Wednesday, March 08, 2006

Get tested, it's in fashion.

Take the test. Take control.

Knowing is beautiful.

Get educated, get involved, get tested, get treated.

When we teach health in New York City, we tell teenagers to get tested for HIV/AIDS and other Sexually Transmitted Infections regularly. The world is filled with slogans and outcries over the importance of being tested, of knowing whether you carry HIV or not. Knowledge is power, afterall, isn't it? If you know you have HIV, you can get treated, get help, you won't get more people infected. Knowledge is power. Right?

Well, yes, knowledge is power. But knowledge is also pretty damn scary. It's easy to say a slogan, it's easy to see it on TV and to know everything about HIV, but it's a whole different ballgame when it's time to walk into a clinic, let them needle your arm and then walk back in a week later. It's empowering to know, but it's terrifying to hear your death sentence read out.

That's the thing about slogans and education: they can't take away the fear factor.

I've been thinking about this recently and sharing stories with fellow friends because I got tested last week. I didn't do it the way a lot of people do, I was pretty 100 percent sure my test was going to come up negative. But the doctor mentioned it and I figured, I might as well know. So, I did it before I could really think about it, and all of a sudden I was in the car on the way home and I realized that my life sentence was going to come in a few days.

That's what the slogans tend to leave out. They forget to mention that getting tested is quite an existential, eye-opening experience. Because getting tested makes you think: What would I do if I knew I had AIDS? What would I do if I knew I was going to die a premature death? What would I do if I knew I could have helped it?

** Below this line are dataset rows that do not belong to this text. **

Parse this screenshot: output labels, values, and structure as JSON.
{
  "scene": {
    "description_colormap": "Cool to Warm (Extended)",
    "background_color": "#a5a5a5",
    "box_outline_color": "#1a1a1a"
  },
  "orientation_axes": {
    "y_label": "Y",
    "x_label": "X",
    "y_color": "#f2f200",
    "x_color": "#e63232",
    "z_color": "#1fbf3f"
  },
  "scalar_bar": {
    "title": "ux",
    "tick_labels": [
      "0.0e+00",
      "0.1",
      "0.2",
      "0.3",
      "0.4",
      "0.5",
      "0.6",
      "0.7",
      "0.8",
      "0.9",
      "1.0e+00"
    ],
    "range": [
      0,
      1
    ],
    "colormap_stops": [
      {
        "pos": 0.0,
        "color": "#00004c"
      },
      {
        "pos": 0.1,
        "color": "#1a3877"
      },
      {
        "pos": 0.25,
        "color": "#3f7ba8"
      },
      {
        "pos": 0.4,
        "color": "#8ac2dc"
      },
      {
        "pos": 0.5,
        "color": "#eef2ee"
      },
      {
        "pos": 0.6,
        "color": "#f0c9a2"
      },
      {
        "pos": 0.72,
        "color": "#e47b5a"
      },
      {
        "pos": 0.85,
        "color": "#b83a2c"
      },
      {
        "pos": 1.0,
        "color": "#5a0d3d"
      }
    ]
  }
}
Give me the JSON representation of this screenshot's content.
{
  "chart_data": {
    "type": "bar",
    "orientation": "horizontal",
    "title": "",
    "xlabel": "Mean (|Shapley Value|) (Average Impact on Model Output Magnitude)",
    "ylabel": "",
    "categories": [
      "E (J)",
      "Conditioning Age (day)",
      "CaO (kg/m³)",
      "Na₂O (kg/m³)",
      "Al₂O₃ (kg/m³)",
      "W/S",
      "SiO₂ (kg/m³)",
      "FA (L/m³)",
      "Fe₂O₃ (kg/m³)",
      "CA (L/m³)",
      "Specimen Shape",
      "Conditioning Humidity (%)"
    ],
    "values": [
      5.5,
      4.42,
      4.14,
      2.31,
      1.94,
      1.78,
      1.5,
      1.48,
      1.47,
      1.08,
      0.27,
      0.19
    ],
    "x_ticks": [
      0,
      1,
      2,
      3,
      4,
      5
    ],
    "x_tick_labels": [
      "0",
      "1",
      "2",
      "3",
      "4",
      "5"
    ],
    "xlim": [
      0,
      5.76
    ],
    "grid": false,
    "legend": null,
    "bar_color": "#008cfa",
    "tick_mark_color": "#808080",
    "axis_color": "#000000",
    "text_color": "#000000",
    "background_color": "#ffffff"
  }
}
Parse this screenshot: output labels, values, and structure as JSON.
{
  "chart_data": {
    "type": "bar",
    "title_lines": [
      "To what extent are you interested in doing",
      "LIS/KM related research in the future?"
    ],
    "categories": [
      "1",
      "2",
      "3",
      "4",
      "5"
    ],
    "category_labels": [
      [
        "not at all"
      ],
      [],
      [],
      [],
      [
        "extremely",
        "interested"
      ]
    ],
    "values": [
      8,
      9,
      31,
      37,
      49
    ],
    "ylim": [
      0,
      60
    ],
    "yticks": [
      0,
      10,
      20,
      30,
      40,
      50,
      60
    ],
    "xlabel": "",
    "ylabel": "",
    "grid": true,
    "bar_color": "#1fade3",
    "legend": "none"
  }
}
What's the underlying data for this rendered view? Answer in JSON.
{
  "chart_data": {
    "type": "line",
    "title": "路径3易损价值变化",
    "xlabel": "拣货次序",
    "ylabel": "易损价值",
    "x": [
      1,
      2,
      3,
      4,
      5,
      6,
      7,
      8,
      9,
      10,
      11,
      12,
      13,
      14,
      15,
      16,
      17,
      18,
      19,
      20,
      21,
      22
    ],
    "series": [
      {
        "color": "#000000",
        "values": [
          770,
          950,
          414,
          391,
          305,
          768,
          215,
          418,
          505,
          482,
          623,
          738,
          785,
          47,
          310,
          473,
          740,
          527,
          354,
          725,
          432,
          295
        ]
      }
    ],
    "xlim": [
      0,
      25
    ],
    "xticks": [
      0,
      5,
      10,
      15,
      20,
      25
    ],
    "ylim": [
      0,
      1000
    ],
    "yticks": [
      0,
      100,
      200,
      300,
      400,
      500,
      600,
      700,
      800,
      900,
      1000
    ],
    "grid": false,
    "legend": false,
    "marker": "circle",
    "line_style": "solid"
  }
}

I talked to a few friends about the issue in the days before my doctor called with the results. Educated, inspired, and careful guys, they admitted that even they were scared when they walked into the room to hear their verdict. And I was too. I was scared because even though everything in me was saying: There is no way you have HIV, everything in me was also envisioning a scenerio in which I did.

I didn't. I got a test back that said no, and I was really happy to hear that news. But my heart raced for the rest of the day, and I've been holding close the vision I created of my life with a death sentence looming close over my head.

The reality is that now I'm "empowered." I feel like I can relax for the first time since my car ride home, and I am now equipped with a greater understanding of myself and what's going on with my body. I'm able to rest easy now-- I know I'm healthy and I know I won't harm anyone else. But a lot of people walk into that room or dial that phone number and aren't so fortunate. For them, that moment of judgement is just the starting point of a life that's indescribably different from the one they had when they woke up. And that's what the slogans don't tell you: knowledge is empowering, but it's also catastrophic. Knowledge is empowering when you get a no, but it's also debilitating if you get a yes. And either way, it's quite humbling.

My point here isn't to dissuade people from getting tested. Obviously I would never advocate for that sort of thing and obviously I'm in favor of campaigns that encourage the population to empower themselves through an important blood test. Maybe my point here is that really we should all be walking through that lab room door, hold out our arms and watch our fate leak out. Maybe it's important that we all get a little scared, that we all step away from our lives that are full of "good decisions" or "lucky breaks" and realize how fundamentally reckless we can all be. Maybe it's a good thing for us to step up, show a little courage and have the guts to walk into the room, sit behind the desk or make the phone call and stare death straight in the eye.

Whether knowledge is power or not, I don't know. But what I do know is that self-examination might be able to change our lives just as much as the lab room judgement that we'll all face one day.